City Council made decisions (Friday) related to Red Deer’s Overdose Prevention Site (OPS), requesting the Government of Alberta (GOA):

  • formalize an orderly transition of the existing OPS out of Red Deer by the end of 2025;
  • provide in its place greater harm reducing options within our community that focus on health, wellness, and recovery, including more detox capacity, medication-assisted treatment (MAT), recovery coaches, counsellors, and culturally appropriate health and wellness supports, etc.;
  • provide dedicated grant funding to provide a continuous police presence/enforcement in the immediate vicinity of the OPS and temporary shelter, until the crime and social disorder impacts associated with these provincial services are better mitigated for the safety and security of our public;
  • substantially increase front-line supports for mental health and addictions within our community/region to better address the root causes leading to drug and alcohol addictions.
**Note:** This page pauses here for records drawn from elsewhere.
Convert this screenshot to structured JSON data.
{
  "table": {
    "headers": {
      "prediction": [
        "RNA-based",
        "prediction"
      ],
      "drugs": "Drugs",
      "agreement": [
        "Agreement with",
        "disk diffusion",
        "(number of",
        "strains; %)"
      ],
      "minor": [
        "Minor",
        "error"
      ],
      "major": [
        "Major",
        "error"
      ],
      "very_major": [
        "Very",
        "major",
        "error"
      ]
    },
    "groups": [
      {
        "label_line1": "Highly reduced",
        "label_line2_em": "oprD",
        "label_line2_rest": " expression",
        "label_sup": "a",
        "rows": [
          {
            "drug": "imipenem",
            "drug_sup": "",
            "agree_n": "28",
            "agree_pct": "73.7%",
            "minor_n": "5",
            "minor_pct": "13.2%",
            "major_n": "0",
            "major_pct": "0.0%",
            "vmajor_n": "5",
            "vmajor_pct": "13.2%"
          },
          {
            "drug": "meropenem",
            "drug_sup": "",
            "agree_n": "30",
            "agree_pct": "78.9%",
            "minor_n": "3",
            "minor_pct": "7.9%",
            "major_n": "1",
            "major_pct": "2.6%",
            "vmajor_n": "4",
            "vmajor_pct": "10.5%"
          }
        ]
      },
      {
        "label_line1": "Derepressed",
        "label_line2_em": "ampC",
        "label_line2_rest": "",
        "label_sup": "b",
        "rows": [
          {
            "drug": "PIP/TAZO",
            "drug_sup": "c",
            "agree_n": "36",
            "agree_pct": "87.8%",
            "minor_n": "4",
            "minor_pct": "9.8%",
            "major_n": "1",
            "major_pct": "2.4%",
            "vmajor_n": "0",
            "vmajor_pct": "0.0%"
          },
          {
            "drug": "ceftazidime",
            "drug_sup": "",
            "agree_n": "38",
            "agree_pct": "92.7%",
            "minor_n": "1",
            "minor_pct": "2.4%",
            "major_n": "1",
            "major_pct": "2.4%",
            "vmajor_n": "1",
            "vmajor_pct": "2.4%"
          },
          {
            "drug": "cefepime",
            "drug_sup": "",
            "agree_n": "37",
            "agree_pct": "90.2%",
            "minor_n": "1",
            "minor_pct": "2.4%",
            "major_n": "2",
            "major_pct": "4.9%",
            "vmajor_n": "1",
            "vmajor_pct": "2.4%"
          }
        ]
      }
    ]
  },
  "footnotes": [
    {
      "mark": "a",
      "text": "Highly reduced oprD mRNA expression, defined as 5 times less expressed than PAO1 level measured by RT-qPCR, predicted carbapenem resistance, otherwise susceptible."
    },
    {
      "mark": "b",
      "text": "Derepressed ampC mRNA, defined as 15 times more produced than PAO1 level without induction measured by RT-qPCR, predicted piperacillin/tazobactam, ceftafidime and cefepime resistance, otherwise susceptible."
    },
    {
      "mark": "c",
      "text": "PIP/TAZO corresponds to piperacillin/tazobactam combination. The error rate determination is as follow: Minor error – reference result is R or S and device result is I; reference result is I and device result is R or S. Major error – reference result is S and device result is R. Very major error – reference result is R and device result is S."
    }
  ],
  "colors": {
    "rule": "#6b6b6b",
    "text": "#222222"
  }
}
These decisions stem from a Notice of Motion put forward by Councillor Higham on December 18, 2023. After being read into the record on January 22, 2024, a non-statutory public hearing was scheduled for yesterday, February 15, 2024. Approximately 40 members of the public attended the non-statutory public hearing, with approximately 30 individuals speaking to the Notice of Motion, sharing their thoughts on the issue.

After hearing from the public yesterday, City Council debated the motion today, with Mayor Ken Johnston now having City Council direction to take the issue forward to the province and proceed with advocacy efforts.

“The public hearing and the debate of this motion were harrowing and emotional experiences for everyone. Each of us have been touched in some way by addiction; we heard that very clearly, and I am no exception. We heard heartfelt testimony from many members of our community, citizens, some who use the OPS, some who are service providers in the community, business owners, doctors, family members that have lost loves ones, and more,” said Mayor Johnston. “Council approached this most sensitive of issues with open minds, open ears, and open hearts. We are trying to improve lives for those suffering from addiction. This is a complex challenge, as these are areas where municipalities do not have jurisdiction. What we know is that Red Deer needs robust support from the provincial government for people with addictions; we need support for our community that is grappling with the fallout of addictions; and we need that support in the most immediate way.”

Mayor Johnston added, “Following this meeting, I will reach out to the Ministry of Addictions and Mental Health to book meetings where we can discuss how to move forward in the best interest of our city.”

Currently the OPS is located 5246 53 Avenue in downtown Red Deer.